André Schiffrin : Mon livre a été écrit un peu grâce à la Correspondance [^2] de mon père avec André Gide, dans laquelle j’ai appris beaucoup de choses sur la vie de mon père, dont il ne m’avait jamais parlé. En effet, il ne voulait pas me tracasser avec ses inquiétudes qui étaient considérables puisqu’il s’agissait de vie et de mort. Mon père est arrivé en France au début des années 1920 après avoir passé sa jeunesse en Russie. Il est alors devenu éditeur en fondant les éditions de la Pléiade en 1922. Les premières années, il a surtout publié des traductions du russe, qu’il faisait lui-même. Cela lui a permis de rencontrer beaucoup de gens du milieu intellectuel parisien. En 1931, il a lancé la collection de la Pléiade telle qu’on la connaît aujourd’hui. Gide l’a aidé et l’a présenté chez Gallimard, qui a rapidement intégré la collection à son catalogue sous le titre de « Bibliothèque de la Pléiade ».
Mais, en 1940, dès l’invasion des troupes allemandes, il y avait deux institutions que l’ambassadeur Otto Abetz voulait absolument contrôler : la Banque de France et la NRF. C’est très flatteur pour Gallimard, mais cela signifiait que la maison d’édition devait limoger le Juif qui faisait partie de son personnel, c’est-à-dire mon père.
La situation de votre famille devient alors critique, avec votre appartement réquisitionné par les nazis et un départ très difficile pour New York, via Marseille. Quel rôle joue l’exil dans votre approche de la littérature et de la politique ?

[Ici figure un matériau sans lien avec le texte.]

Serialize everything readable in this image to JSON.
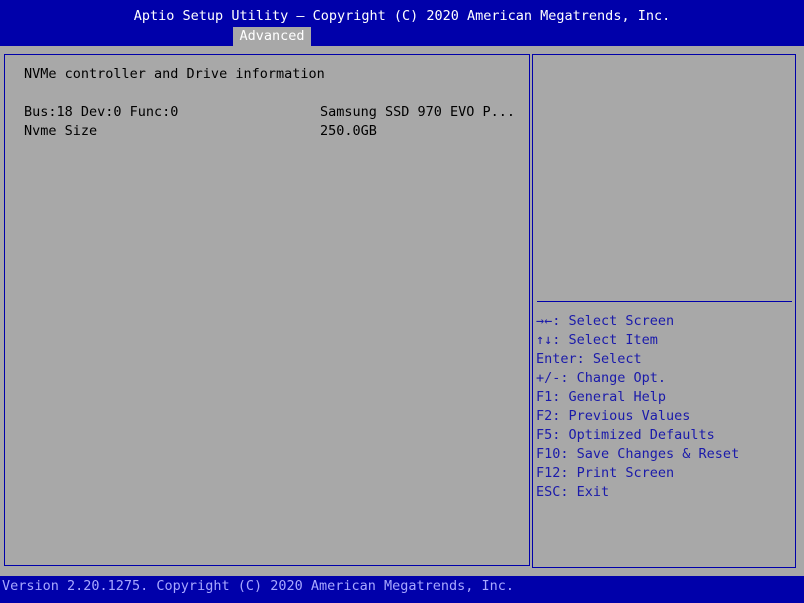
{
  "header": {
    "title": "Aptio Setup Utility – Copyright (C) 2020 American Megatrends, Inc.",
    "tab": "Advanced"
  },
  "main": {
    "section_title": "NVMe controller and Drive information",
    "rows": [
      {
        "label": "Bus:18 Dev:0 Func:0",
        "value": "Samsung SSD 970 EVO P..."
      },
      {
        "label": "Nvme Size",
        "value": "250.0GB"
      }
    ]
  },
  "help": {
    "items": [
      "→←: Select Screen",
      "↑↓: Select Item",
      "Enter: Select",
      "+/-: Change Opt.",
      "F1: General Help",
      "F2: Previous Values",
      "F5: Optimized Defaults",
      "F10: Save Changes & Reset",
      "F12: Print Screen",
      "ESC: Exit"
    ]
  },
  "footer": {
    "text": "Version 2.20.1275. Copyright (C) 2020 American Megatrends, Inc."
  },
  "colors": {
    "background": "#a8a8a8",
    "bar": "#0000aa",
    "help_text": "#1a1aaa"
  }
}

Tout d’abord, nous avons eu énormément de chance, comparés à ceux qui ont été arrêtés et déportés. C’est vrai qu’on édite chez The New Press [^3] beaucoup de choses sur l’exil, sur la comparaison entre les exils d’hier et ceux d’aujourd’hui, parce qu’il y a des similitudes importantes. Comme je le raconte dans le livre, j’ai continué de me sentir très français, très gaulliste même, les deux premières années. Mais, aux États-Unis, on s’américanise très vite : à la différence de la France, parler d’un immigré de troisième génération est inconcevable. On ne vous demande jamais d’où vous venez ni qui vous étiez auparavant. Personne ne connaissait la Pléiade, évidemment !
Ce que j’ai essayé de montrer, également, c’est que beaucoup de ceux qui n’acceptaient pas l’Amérique de McCarthy étaient des exilés d’origine européenne. C’est pourquoi, dans les années 1950, quand j’étais à Yale et que je dirigeais une organisation étudiante de gauche, nous nous attendions à être régulièrement interpellés par le FBI. Et encore, nous ne savions pas le pire : le FBI avait un bureau dans chaque grande université !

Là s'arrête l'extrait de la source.